If you’re curious what exactly the usecase for this is, a practical example might be that you have an Aggressor script which calls a BOF to do something, maybe spawning a process with a set of arguments. You want to create an alias for calling the BOF to spawn svchost with a set of arguments, but you want to retain the ability to call the BOF normally as well.

alias spawn-svchost {
    @_predefinedargs = @("svchost.exe", "-k", "Something");
    @_ = concat(@_,@_predefinedargs); #Need to concat this so our beaconId in $1 gets included
    bspawn-process(@_)
}
...
alias spawn-process {
    bspawn-process(@_)
}
...
sub bspawn-process {
    @_ = flatten(@_); 
    $i = 1; #iterator
    foreach $arg (@_){ #Loop through all of our args
        eval("local('$" . $i . "')") #Declare our variable in the local scope
        eval("$$i = \"$arg\";") #Use eval to dynamically define each of our numbered args
        $i++;
    }
    ...
}

This way, you can define as many aliases as you want using your function, and the function just needs those few extra lines to fix up all the arguments and it can reference them by $1/$2/$3 as normal. This example is a bit contrived, but hopefully you see what I’m getting at.

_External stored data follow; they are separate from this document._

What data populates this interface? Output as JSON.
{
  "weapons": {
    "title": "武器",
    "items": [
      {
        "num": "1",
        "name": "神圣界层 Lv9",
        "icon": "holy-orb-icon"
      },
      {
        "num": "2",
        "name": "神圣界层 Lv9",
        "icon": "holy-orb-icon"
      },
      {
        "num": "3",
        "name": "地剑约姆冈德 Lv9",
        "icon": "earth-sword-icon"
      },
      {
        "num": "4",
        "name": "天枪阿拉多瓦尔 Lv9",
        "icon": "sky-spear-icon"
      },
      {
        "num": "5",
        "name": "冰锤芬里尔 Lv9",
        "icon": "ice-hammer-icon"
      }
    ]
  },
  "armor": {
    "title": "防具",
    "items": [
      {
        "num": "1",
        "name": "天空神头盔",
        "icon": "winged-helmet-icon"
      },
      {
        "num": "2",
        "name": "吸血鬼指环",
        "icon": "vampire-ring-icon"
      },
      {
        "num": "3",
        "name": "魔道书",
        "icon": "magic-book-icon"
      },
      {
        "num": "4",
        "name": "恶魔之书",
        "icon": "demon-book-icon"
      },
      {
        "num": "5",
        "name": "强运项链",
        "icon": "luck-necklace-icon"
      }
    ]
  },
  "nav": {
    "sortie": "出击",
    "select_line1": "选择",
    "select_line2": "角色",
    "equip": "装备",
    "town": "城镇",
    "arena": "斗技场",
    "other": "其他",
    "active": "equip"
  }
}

One other note is that the $0 argument that normally holds the command line will get replaced with the name of the function. If your script works like Inline-ExecuteAssembly, which splits the $0 scalar by spaces and then parses out the arguments, you can do something like this.

$0 = join(' ', @_)

Anyways, this is a pretty niche use case, but since there’s not a ton of blogs about Aggressor scripting out there I thought I might put this out there.